08 July 2010

How much research should get published?

Kent Anderson of The Scholarly Kitchen looks at how good a filter peer-review is.

The reputation authors garner by being published in a scholarly journal is that he or she has fit through the tight filter on scholarly communications, where only the best of the best gets published.

But that reputation is no longer deserved.

He gives some data showing that papers rejected by one journal appear to get published in some other venue. In doing so, he seems to be taking a position that the amount of research being published is a Bad Thing™. This attitude comes through again:

It’s worth noting that even the advocates who state that the majority of studies should be published also state that filters are vital to making such information usable.

This reminds me all too much of the claim that research is being ruined by bad research, which I talked about here recently.

I’m going to go out on a limb, and make what may be a radical proposition. I am going to suggest that:

Scientists are generally competent at their jobs.
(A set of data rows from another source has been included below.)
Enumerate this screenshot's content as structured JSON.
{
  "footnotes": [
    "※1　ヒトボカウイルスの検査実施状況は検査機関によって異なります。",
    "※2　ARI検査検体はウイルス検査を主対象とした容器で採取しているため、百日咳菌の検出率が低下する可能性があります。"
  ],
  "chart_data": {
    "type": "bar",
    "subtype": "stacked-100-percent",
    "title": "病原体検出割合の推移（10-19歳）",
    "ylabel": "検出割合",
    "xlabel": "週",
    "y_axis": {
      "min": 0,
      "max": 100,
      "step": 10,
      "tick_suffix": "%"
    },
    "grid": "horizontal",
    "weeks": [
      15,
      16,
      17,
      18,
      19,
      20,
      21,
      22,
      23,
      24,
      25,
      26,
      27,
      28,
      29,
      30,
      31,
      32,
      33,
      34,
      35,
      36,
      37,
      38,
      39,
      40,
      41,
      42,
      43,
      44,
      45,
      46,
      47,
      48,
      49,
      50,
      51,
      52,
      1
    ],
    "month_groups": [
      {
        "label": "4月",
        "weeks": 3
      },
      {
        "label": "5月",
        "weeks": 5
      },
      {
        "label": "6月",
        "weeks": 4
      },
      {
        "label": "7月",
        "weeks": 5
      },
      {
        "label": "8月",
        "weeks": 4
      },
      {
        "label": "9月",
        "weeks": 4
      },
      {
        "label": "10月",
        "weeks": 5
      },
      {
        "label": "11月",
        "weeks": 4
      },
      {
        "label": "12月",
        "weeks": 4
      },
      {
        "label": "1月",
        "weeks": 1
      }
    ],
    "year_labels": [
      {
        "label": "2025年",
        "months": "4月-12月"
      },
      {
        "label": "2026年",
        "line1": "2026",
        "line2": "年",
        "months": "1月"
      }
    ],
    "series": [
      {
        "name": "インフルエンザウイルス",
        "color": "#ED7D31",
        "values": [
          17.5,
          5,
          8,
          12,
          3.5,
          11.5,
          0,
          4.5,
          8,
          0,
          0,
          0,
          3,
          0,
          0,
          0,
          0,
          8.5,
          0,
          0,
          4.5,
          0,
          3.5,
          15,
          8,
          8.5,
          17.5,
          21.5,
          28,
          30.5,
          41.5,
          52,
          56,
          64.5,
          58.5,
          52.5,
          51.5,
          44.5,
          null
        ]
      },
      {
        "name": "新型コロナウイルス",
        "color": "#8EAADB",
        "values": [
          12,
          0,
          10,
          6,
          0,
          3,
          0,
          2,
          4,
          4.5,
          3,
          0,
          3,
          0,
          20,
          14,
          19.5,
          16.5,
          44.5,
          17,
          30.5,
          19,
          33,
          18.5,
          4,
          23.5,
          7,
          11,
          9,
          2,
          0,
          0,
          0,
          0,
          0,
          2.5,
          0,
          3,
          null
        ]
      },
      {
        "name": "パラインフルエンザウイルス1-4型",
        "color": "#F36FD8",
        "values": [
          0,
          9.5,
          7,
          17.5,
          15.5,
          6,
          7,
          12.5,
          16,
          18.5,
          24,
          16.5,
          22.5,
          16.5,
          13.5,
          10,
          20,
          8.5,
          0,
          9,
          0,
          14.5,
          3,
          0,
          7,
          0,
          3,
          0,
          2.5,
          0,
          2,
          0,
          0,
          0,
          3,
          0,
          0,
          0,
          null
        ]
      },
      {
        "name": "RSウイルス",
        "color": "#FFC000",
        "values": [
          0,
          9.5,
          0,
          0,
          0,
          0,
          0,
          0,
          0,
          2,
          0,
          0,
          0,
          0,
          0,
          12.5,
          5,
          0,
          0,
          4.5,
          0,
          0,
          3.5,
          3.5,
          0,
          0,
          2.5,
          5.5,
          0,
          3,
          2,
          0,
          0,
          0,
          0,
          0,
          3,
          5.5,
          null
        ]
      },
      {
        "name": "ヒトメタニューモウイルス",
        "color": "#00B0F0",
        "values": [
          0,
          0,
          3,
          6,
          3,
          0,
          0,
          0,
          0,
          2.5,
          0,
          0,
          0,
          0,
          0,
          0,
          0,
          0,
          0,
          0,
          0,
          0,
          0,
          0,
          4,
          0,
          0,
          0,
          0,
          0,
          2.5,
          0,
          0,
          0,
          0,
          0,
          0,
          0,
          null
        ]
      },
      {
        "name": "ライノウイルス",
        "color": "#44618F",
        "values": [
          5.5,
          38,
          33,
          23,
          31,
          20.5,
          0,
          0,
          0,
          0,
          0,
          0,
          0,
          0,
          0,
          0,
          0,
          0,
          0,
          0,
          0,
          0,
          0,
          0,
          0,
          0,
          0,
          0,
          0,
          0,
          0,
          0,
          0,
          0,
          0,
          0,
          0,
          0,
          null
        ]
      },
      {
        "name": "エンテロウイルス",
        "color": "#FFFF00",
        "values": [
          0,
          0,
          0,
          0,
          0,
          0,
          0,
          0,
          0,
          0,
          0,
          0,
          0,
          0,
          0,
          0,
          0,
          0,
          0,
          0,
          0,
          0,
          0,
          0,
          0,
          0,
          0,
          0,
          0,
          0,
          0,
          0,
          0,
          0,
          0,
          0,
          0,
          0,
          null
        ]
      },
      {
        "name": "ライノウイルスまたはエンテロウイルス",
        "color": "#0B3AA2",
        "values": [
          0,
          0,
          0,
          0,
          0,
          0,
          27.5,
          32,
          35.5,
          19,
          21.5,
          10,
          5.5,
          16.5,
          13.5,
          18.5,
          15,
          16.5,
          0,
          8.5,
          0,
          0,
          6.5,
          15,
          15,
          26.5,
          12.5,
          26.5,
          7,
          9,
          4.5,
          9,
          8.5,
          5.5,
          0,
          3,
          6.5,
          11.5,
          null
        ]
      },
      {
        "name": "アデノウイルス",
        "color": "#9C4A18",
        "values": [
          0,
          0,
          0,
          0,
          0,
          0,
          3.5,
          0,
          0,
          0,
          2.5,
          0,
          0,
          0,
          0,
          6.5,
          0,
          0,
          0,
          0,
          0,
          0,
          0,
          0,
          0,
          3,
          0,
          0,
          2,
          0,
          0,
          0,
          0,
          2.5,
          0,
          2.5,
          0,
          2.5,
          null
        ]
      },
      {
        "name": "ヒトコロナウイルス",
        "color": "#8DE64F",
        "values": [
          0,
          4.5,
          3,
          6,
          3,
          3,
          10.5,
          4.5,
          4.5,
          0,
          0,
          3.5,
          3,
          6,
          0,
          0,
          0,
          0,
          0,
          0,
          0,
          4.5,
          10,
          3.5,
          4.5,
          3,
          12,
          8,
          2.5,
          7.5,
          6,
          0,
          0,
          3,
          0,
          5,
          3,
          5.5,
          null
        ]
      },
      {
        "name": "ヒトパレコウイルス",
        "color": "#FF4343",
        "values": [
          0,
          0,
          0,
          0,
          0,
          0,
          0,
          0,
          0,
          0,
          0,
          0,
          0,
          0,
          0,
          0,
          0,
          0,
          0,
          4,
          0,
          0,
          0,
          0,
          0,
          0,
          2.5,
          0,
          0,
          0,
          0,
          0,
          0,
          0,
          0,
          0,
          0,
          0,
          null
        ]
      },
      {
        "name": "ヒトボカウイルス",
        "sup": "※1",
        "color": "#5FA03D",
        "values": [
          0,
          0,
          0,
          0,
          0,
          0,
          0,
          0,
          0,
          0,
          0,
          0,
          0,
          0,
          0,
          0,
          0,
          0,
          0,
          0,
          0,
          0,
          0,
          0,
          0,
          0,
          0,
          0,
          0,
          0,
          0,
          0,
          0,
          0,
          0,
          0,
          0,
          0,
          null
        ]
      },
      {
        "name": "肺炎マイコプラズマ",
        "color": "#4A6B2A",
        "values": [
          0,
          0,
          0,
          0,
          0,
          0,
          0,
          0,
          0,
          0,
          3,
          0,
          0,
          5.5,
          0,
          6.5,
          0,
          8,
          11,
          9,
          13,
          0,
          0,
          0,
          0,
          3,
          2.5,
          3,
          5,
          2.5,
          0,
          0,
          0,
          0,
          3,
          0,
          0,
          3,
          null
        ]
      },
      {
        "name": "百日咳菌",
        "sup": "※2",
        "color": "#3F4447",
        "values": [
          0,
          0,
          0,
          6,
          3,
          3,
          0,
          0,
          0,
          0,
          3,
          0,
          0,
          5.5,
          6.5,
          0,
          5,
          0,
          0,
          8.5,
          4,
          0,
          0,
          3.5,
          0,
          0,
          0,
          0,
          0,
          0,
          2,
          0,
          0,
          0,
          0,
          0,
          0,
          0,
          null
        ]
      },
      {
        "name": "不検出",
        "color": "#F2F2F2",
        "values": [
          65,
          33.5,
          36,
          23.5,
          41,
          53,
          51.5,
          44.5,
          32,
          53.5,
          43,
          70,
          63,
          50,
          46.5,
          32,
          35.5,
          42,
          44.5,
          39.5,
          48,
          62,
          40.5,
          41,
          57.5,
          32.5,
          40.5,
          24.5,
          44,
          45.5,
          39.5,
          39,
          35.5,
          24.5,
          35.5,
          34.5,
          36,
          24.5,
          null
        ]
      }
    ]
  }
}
If we admit that most scientists know how to do decent science, then it would seem to follow that most research should be published. I would argue that issues people have with the difficulty of keeping up with the literature is more likely to represent the professionalization of science that took place over the last century. Science was a growth industry, with more and more practitioners. The growth of the scientific-industrial complex has increased the amount of literature, not the loss of quality control, I would argue.

Any veterans out there want to chip in? Is it harder or easier to get published now than it used to be?